The seasonally adjusted volume of total building activity was $8.943 billion in the June 2023 quarter, down 0.1% compared with the March 2023 quarter. That result is very much in line with economists' forecasts.
And it follows a 1.7% drop in overall activity in the March quarter and a 0.6% drop in the December 2022 quarter.
In terms of the residential construction figures, the latest 2% fall followed a 4.3% fall in the March quarter and a 1.4% fall in the December 2022 quarter. On a seasonally adjusted and inflation adjusted basis the volume of residential work has dropped from $6.169 billion in December 2022 to $5.786 billion in June 2023.
As far as the non-residential building work is concerned, the latest 3.7% rise followed rises of 2.6% in March and 1.9% in December 2022.
The value of building work put in place was $37 billion in the year ended June 2023, up 22% compared with the year ended June 2022.
Value estimates of building work put in place (in contrast to volume estimates) include changes to building costs over time (such as material and labour costs).

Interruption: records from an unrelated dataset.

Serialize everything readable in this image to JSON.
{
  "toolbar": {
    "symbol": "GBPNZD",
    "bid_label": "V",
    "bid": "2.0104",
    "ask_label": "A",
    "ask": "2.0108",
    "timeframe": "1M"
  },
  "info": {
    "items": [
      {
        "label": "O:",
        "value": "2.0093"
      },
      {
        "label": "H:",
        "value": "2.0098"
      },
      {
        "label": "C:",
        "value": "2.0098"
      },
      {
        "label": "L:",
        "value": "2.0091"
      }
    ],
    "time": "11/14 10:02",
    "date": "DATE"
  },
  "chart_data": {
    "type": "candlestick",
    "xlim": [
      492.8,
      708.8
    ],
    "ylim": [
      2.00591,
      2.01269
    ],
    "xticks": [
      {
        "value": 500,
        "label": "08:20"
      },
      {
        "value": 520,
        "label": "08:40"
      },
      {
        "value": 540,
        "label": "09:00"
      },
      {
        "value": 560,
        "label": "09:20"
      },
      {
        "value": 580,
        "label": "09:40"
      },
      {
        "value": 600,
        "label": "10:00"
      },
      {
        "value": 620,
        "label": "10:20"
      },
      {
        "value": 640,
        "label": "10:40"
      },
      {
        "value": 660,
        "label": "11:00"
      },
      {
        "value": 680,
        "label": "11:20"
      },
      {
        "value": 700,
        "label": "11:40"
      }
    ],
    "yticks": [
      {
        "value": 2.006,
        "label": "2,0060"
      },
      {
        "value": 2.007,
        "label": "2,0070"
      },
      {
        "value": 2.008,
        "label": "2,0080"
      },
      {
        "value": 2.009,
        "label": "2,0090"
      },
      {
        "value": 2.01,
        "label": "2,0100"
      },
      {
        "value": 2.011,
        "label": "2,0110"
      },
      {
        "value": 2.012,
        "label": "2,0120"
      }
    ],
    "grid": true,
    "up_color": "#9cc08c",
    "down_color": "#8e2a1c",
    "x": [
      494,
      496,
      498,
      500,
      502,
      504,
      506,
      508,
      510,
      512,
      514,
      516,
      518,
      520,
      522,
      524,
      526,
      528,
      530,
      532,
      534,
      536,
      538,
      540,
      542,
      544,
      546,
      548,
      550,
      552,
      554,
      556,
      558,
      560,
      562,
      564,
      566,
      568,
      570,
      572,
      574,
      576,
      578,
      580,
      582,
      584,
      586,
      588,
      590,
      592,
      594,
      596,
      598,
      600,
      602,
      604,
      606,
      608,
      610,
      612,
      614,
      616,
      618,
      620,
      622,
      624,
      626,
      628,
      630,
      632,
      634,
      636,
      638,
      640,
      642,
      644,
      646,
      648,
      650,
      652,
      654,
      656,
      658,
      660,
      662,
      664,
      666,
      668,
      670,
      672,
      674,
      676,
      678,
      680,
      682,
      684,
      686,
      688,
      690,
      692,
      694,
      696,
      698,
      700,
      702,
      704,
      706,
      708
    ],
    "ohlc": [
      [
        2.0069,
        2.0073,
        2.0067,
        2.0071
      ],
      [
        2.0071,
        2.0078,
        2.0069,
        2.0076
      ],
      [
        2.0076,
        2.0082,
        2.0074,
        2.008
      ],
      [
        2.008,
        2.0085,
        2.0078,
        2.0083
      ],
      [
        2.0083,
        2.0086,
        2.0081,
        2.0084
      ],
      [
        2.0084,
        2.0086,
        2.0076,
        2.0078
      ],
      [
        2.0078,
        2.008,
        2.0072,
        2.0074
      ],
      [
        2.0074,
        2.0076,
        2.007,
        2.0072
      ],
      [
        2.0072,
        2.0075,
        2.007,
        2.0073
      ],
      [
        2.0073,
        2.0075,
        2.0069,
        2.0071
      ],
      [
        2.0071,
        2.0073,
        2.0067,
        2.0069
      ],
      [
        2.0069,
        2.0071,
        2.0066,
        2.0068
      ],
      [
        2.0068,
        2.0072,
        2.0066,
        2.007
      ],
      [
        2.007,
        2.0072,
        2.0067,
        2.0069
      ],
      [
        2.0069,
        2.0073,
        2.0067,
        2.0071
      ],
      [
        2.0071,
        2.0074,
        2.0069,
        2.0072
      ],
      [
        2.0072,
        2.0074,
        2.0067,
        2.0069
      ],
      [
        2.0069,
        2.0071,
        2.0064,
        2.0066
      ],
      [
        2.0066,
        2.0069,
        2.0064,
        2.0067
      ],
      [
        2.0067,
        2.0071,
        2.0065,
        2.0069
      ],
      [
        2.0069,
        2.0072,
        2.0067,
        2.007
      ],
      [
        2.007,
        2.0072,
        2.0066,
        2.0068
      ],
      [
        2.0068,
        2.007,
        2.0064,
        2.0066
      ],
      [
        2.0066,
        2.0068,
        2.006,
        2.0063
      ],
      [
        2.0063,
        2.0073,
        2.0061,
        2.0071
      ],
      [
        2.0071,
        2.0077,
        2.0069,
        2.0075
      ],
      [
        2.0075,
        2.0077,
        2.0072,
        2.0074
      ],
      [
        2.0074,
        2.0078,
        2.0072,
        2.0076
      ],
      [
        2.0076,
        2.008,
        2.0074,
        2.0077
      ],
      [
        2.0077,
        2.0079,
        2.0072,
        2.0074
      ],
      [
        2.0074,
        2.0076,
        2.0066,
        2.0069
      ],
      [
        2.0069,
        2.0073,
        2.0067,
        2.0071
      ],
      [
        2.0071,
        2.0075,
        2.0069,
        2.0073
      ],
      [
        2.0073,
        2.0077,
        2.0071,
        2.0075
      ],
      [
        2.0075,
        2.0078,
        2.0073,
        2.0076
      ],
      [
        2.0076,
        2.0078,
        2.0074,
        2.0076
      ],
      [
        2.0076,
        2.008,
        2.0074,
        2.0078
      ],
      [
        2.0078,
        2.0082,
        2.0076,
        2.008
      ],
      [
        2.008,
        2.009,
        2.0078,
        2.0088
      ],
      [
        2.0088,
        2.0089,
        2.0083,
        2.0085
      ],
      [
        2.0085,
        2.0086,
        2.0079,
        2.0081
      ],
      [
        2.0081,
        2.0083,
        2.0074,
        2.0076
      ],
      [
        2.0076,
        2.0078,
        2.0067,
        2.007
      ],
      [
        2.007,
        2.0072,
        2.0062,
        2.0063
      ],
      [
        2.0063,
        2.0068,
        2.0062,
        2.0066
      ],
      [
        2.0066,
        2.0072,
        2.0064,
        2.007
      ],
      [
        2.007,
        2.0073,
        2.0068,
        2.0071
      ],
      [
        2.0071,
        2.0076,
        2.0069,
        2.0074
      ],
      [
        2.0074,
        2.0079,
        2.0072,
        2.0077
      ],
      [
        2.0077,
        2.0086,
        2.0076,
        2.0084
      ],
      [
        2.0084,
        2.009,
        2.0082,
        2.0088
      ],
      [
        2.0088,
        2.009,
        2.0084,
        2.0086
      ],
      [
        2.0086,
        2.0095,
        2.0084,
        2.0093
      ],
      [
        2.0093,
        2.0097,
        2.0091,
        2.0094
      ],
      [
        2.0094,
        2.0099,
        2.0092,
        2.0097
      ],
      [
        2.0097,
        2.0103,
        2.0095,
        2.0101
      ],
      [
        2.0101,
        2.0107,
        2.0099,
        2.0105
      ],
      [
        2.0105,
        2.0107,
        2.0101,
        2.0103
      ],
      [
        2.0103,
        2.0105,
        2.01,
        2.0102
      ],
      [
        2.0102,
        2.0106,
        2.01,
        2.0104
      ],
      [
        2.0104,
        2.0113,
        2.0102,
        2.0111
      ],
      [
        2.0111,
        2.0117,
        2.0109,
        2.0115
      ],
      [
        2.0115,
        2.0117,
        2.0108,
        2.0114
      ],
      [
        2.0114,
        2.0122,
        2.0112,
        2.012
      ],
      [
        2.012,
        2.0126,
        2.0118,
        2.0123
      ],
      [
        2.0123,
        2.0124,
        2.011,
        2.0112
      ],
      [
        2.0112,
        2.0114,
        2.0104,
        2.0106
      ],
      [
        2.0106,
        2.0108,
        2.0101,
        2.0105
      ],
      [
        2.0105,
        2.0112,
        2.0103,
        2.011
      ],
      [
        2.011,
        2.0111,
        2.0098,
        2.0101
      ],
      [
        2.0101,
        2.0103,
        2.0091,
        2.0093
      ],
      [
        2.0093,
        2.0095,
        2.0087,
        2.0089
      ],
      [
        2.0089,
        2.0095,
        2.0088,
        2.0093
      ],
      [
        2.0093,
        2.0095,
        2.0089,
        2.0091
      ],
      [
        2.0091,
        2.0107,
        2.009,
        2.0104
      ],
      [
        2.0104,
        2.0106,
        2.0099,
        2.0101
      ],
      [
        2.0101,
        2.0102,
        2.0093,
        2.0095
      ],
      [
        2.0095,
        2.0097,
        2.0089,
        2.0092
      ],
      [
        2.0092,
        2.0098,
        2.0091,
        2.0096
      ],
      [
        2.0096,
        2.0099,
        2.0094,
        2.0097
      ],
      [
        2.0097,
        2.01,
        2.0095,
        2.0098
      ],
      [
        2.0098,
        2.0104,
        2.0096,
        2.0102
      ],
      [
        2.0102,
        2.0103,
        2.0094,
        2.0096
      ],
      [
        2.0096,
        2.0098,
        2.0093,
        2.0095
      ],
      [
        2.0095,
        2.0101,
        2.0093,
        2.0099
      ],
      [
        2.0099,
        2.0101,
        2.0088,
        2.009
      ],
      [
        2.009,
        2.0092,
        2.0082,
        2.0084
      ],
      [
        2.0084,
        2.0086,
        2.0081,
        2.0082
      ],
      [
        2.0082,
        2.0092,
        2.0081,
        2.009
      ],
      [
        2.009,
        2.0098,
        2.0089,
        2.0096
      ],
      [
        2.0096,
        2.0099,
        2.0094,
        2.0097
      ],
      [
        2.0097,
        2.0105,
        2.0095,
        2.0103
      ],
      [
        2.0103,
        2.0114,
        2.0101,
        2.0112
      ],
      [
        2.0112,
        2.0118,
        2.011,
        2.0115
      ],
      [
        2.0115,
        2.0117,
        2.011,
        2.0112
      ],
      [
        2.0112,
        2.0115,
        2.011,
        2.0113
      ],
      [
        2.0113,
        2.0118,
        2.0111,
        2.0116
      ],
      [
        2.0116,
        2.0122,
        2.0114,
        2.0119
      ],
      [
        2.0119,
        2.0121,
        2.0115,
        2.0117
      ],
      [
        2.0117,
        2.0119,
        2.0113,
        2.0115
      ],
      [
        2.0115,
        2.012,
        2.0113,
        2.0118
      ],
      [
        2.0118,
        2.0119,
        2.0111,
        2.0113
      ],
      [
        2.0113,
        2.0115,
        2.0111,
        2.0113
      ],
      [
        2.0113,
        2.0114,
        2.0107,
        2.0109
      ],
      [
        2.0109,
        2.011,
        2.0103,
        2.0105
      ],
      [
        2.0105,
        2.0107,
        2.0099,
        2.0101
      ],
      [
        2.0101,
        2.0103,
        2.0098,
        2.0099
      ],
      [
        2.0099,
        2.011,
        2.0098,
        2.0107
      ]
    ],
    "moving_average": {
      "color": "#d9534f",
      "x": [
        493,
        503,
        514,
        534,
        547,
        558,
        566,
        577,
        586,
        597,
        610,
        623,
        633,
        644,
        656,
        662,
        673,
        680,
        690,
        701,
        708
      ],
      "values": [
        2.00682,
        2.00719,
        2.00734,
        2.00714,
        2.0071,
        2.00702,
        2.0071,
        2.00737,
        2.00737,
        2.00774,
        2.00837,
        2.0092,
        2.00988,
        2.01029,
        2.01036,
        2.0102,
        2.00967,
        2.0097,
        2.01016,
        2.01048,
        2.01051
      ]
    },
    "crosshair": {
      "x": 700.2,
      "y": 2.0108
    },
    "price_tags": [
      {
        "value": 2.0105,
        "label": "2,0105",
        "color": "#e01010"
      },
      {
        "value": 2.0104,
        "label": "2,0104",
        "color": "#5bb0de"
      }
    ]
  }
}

In the past 12 months, residential construction costs increased by 7.8% and non-residential construction costs increased by 6.8%.
16 Comments
They're experiencing what I went through starting October last year. My workload is really starting to pick up, so they'll be busy again, soon. Maybe not to the crazy levels we've recently experienced, but this is either a soft landing or we're starting a take-off roll.
As it stands right now around 90% of people in Auckland would not be able to purchase the property they own from scratch with income and rates at this level
Bang on point. That's why overallocation of capital (especially borrowed capital to be serviced with a relatively low income) towards unproductive assets such as housing is detrimental to society and economic competitiveness.
Fantastic
Hopefully this will bring the greedy and cartels back in line.
What we have seen in the last 10 years is why we don't want the private sector and the banking industry to have control over the housing market they are way too greedy.
Let the reset begin.
Thank You for undoing the Ponzi Labour great job.